Thursday, May 28, 2009

Is the life of the law logic?

No less than Richard Posner believes that "Oliver Wendell Holmes, Jr. is the most influential figure in the history of American law." Holmes was the first legal scholar to acknowledge that law reflected the outcome of temporal politics, not some "brooding omnipresence in the sky." Legislative choices reflected the power of interests to persuade decision-makers in power of their "correctness," and did not emerge fully formed from a neutral, objective baseline. Although many other legal scholars, judges and advocates would refine his approach to law and litigation, it is no stretch to say that Holmes was the first and most important exponent of "legal realism." Holmes is perhaps best known to contemporary legal academics, philosophers and lawyers for the literary and quotable nature of his judicial opinions on the Supreme Court, on which he served from 1902-1932. But the key to understanding Holmes the jurist and political philosopher -- and he considered himself both -- lies in the collected essays he published in 1881, The Common Law.

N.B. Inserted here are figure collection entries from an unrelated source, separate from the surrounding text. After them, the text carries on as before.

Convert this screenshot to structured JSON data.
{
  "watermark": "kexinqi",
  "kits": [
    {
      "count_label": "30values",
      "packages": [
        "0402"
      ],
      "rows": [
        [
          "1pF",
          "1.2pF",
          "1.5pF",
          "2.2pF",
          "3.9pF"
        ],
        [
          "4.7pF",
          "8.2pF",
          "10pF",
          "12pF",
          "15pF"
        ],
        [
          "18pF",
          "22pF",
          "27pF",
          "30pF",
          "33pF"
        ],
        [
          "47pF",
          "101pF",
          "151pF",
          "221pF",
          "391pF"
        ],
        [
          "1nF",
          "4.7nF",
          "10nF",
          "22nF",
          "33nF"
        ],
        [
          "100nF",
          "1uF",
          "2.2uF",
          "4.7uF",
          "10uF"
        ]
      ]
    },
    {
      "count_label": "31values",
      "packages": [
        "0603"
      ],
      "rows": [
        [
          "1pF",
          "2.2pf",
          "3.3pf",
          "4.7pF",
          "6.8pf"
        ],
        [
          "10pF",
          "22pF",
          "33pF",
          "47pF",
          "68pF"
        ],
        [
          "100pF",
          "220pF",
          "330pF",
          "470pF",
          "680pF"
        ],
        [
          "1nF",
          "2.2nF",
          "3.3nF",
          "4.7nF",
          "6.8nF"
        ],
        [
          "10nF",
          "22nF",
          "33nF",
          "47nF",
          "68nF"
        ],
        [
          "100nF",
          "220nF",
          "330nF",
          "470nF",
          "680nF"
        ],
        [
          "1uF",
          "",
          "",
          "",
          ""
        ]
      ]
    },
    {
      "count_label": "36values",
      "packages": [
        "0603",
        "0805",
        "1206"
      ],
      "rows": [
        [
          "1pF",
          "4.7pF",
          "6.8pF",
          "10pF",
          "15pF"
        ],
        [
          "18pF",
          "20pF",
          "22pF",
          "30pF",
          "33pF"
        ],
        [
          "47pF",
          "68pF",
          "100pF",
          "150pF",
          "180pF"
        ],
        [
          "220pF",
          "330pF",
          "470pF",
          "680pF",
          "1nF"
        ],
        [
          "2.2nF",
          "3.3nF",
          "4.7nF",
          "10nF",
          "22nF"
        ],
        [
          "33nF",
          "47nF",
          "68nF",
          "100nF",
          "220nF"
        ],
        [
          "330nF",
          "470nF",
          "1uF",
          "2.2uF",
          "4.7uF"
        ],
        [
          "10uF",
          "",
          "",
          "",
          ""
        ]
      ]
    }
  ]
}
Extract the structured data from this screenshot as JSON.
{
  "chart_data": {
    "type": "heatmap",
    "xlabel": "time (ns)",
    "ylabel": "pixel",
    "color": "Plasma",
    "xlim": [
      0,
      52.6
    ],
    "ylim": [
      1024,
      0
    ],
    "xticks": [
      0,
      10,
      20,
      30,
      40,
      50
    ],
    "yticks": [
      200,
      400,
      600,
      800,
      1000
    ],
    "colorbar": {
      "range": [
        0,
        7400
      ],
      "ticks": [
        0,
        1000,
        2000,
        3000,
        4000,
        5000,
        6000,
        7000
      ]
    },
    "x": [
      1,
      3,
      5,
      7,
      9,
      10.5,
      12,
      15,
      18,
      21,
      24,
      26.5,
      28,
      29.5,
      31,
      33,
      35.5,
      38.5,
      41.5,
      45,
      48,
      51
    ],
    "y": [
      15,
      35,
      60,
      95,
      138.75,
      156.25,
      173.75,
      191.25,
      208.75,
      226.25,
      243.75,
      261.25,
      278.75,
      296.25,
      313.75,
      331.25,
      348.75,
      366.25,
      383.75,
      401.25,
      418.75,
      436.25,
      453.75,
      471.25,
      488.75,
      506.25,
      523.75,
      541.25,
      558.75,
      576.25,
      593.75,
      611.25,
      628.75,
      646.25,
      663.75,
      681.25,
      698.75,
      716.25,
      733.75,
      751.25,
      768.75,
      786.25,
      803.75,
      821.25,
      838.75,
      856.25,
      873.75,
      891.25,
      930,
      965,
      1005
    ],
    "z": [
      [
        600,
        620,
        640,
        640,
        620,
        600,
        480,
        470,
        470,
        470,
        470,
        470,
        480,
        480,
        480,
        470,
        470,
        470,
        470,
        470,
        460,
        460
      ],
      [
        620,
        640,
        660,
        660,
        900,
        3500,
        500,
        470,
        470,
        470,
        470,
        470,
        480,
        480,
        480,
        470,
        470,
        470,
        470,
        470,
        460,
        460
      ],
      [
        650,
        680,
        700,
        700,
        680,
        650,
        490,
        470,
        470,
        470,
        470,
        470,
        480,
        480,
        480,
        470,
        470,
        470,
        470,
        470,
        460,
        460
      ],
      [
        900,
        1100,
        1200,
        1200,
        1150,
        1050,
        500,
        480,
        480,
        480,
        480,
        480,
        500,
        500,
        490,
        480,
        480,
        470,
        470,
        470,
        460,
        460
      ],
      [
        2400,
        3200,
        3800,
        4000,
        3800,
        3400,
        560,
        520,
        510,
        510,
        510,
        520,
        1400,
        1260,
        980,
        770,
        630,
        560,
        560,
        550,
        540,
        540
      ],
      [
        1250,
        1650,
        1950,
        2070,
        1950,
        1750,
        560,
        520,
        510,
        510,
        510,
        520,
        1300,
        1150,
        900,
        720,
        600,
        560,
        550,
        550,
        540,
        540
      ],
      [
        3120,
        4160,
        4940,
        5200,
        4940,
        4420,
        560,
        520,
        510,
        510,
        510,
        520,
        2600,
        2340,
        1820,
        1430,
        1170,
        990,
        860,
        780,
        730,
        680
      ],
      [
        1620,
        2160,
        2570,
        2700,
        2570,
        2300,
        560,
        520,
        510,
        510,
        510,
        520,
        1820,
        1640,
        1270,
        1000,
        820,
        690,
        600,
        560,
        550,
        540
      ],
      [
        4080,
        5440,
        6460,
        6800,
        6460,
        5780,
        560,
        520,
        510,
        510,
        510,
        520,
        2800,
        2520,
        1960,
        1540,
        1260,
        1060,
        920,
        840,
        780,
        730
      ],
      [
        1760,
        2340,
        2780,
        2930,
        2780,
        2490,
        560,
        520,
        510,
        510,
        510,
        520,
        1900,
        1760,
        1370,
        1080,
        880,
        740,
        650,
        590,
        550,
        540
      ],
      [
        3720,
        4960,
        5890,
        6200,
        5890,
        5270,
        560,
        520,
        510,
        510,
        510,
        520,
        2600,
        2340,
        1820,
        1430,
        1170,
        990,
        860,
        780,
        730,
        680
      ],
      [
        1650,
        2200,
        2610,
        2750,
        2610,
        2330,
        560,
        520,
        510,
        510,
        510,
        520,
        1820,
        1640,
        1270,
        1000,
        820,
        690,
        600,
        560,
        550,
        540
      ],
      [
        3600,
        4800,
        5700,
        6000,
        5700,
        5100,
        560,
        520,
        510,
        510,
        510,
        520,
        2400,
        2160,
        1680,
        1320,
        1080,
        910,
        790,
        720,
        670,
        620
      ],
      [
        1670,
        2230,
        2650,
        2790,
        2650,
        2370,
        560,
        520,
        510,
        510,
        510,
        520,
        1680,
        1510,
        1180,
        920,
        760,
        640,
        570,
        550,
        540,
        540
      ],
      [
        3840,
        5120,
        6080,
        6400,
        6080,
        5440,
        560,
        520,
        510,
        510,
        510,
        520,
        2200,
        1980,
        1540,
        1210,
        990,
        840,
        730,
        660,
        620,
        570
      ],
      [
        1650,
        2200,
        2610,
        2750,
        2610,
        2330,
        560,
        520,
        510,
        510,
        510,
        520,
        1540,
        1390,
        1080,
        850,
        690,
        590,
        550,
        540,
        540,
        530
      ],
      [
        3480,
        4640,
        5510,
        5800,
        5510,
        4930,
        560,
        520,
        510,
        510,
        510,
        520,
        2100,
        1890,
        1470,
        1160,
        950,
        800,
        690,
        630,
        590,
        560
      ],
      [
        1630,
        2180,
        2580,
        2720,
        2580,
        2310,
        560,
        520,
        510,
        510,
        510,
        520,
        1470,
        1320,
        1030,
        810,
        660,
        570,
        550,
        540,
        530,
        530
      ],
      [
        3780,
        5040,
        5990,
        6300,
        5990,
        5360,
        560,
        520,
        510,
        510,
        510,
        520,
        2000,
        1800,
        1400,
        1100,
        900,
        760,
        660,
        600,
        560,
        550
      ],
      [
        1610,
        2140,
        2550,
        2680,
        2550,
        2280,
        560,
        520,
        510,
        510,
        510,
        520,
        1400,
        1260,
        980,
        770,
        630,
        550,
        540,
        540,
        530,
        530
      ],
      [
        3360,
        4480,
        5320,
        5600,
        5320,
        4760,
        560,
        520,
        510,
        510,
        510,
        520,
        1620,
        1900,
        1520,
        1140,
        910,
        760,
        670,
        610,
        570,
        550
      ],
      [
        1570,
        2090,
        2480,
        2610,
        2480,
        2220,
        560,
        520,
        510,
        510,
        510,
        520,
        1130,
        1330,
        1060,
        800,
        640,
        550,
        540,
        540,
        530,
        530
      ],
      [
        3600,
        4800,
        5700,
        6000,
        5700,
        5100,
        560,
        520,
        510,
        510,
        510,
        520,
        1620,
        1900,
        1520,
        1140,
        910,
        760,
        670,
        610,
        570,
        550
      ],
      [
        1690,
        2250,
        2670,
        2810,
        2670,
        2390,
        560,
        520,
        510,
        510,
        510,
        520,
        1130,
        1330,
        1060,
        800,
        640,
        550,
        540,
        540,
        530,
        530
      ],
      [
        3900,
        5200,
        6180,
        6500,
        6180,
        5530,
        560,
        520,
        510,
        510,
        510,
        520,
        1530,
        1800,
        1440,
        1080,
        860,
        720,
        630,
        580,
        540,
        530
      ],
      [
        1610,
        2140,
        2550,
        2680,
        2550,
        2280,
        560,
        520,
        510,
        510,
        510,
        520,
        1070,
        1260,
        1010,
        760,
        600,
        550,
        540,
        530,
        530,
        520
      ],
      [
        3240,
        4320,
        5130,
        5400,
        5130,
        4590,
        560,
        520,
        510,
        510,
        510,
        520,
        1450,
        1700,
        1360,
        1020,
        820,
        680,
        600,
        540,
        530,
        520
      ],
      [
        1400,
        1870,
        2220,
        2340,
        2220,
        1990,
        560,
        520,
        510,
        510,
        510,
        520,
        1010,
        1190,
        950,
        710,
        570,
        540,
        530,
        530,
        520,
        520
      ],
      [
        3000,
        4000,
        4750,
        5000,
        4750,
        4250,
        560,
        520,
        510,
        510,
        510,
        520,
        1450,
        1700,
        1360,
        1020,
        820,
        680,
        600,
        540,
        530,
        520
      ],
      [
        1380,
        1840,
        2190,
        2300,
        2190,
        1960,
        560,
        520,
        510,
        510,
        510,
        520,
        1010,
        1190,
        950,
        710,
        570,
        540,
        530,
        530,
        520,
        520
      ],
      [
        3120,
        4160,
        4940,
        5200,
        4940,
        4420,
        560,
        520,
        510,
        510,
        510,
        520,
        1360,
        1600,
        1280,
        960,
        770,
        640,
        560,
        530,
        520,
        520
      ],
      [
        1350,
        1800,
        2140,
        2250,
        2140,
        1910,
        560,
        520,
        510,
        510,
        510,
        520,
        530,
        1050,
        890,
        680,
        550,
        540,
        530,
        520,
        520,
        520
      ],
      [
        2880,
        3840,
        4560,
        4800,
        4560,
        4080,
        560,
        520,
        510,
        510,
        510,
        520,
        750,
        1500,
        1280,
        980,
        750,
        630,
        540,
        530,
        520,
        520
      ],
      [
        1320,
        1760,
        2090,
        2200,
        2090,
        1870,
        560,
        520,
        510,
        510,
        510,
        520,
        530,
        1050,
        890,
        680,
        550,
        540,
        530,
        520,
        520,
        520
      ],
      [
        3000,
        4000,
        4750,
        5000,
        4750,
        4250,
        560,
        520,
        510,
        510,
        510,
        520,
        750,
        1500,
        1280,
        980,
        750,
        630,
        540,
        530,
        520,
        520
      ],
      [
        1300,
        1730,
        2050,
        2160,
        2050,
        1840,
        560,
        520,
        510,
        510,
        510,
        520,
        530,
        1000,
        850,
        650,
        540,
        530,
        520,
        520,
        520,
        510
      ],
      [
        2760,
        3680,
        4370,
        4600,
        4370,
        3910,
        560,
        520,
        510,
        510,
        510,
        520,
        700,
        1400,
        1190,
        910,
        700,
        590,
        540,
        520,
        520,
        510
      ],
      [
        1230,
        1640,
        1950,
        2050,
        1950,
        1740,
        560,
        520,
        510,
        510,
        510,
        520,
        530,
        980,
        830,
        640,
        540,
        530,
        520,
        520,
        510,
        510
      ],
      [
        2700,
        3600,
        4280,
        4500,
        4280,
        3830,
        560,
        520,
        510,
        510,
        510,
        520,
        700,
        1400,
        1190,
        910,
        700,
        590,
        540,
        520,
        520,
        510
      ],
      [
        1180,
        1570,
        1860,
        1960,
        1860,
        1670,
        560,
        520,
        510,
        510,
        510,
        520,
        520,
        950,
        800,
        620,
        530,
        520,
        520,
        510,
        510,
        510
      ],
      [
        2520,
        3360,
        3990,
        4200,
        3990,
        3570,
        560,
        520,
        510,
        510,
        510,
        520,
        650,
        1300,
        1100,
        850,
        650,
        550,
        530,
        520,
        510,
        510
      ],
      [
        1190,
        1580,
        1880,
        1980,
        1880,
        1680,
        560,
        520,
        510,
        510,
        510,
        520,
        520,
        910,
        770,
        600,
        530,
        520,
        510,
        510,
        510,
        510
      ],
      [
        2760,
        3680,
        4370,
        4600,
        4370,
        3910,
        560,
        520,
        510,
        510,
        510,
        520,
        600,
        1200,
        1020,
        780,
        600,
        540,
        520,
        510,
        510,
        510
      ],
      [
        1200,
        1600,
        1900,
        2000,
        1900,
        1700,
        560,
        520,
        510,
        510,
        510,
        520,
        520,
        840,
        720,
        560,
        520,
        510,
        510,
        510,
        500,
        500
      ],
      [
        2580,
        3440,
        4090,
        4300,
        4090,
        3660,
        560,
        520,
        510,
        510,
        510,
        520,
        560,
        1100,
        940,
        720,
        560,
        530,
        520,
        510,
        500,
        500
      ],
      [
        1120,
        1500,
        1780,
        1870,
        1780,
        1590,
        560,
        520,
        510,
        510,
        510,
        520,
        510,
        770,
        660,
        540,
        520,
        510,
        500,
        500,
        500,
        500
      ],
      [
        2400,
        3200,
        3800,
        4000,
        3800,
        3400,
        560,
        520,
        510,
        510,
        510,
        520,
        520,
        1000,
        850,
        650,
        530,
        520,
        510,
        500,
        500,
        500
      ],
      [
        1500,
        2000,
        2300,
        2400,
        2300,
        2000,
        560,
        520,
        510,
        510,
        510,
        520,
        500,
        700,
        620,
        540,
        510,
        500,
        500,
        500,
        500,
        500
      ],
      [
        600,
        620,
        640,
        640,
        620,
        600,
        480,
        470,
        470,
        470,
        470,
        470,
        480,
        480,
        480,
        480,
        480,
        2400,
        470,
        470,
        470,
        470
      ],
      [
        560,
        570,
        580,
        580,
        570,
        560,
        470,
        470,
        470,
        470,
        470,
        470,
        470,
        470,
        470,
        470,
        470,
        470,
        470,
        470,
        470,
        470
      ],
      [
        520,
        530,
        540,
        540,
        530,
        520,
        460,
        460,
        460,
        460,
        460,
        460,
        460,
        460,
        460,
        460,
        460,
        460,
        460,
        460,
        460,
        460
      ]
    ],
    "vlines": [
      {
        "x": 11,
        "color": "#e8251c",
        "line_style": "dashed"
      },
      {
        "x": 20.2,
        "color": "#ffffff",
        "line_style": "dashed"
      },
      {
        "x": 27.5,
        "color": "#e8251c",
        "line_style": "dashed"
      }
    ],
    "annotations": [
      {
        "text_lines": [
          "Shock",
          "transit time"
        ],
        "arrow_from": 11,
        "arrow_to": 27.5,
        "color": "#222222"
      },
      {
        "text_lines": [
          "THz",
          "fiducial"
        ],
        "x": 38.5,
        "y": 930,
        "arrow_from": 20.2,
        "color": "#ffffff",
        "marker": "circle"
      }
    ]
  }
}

The object of this book is to present a general view of the Common Law. To accomplish the task, other tools are needed besides logic. It is something to show that the consistency of a system requires a particular result, but it is not all. The life of the law has not been logic; it has been experience. The felt necessities of the time, the prevalent moral and political theories, intuitions of public policy, avowed or unconscious, even the prejudices which judges share with their fellow-men, have had a good deal more to do than the syllogism in determining the rules by which men should be governed. The law embodies the story of a nation's development through many centuries, and it cannot be dealt with as if it contained only the axioms and corollaries of a book of mathematics. In order to know what it is, we must know what it has been, and it tends to become. We must alternately consult history and existing theories of legislation. But the most difficult labor will be to understand the combination of the two into new products at every stage. The substance of the law at any given time pretty nearly corresponds, so far as it goes, with what is then understood to be convenient; but its form and machinery, and the degree to which it is able to work out desired results, depend very much upon its past.

I shall use the history of our law so far as it is necessary to explain a conception or to interpret a rule; but no further. In doing so there are two errors equally to be avoided both by writer and reader. One is that of supposing, because an idea seems very familiar and natural to us, that it has always been so. Many things which we take for granted have had to be laboriously fought out or thought out in past times. The other mistake is the opposite one of asking too much of history. We start with man full grown. It may be assumed that the earliest barbarian whose practices are to be considered had a good many of the same feelings and passions as ourselves.

Who knew? How impressive, then, that Newt Gingrich, Rush Limbaugh and the rest of the Knuckle-Dragging Know-Nothings on the Right knew so much more about what informs the relationship between law, politics and culture than Holmes.